Face aux violences et aux risques d’implosion, un autre tabou est remis en cause : celui de la non-ingérence dans les affaires internes des États. Par la Résolution 688 du 5 avril 1991, le Conseil de sécurité a admis l’existence d’un droit d’ingérence lorsque la violation des Droits de l’homme à l’intérieur d’un État constitue une menace à la paix et à la sécurité internationales. Le droit d’assistance humanitaire légitime les interventions de l’ONU en Irak et en Somalie. L’aide au développement est de plus en plus souvent subordonnée à une gestion saine et à une démocratisation. Enfin, on assiste à une évolution du droit des gens. Créé par l’ONU en 1993, le Tribunal pénal international de La Haye (TPI) juge les crimes de guerre commis dans l’ex- Yougoslavie (mai 1996). En proie à de graves troubles en 1997, l’Albanie est secourue par la communauté internationale (opération Alba). A Rome, lors d’une conférence tenue sous l’égide de l’ONU (juin 1998), 120 pays adoptent (contre le souhait américain) un projet de Cour pénale internationale permanente compétente pour juger des génocides, crimes contre l’humanité, crimes de guerre et agressions. L’ex-dictateur du Chili, le général Pinochet, est arrêté en Grande-Bretagne et menacé d’être jugé par un tribunal espagnol. L’extradition de Milosevic (juin 2001), pour être jugé par le Tribunal international de La Haye, apparaît à certains comme une avancée majeure. Et l’OTAN a recours à la force contre la Yougoslavie, État souverain, pour des raisons internes à cet État (mars 1999). Dans ce cas, la justification humanitaire l’emporte sur le principe de souveraineté.

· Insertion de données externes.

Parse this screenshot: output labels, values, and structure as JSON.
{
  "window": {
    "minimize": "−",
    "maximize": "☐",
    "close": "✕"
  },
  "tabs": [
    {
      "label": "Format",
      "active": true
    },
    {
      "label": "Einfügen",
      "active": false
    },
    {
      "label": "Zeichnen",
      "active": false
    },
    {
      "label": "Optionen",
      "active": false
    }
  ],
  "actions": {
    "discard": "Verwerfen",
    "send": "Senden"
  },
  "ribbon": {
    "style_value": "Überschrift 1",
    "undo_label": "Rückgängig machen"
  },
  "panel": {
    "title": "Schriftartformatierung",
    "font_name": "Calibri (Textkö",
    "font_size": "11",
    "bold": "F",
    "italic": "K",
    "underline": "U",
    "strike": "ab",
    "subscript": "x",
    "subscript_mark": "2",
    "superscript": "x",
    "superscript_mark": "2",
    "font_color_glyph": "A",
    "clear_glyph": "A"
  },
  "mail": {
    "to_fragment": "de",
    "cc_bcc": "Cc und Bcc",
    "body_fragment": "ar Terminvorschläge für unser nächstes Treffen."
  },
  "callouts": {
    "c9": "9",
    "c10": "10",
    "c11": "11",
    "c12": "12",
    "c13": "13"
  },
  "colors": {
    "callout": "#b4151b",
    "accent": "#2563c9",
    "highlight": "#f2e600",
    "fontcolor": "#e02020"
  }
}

Dans ce monde nouveau de l’après-guerre froide, la sécurité n’est pas moindre ; elle est fragilisée : réveil des nationalismes, exode de masses d’immigrants qui fuient le désespoir et la famine, multiplication des conflits intraétatiques, terrorisme, éventuel recours incontrôlé aux armes nucléaires. La menace n’est ni plus ni moins grande. Elle est mobile, versatile, fragmentée, inattendue. L’utopie de paix perpétuelle qui semblait à portée de main au printemps 1990 a fait place aux incertitudes d’un ordre international instable et aléatoire.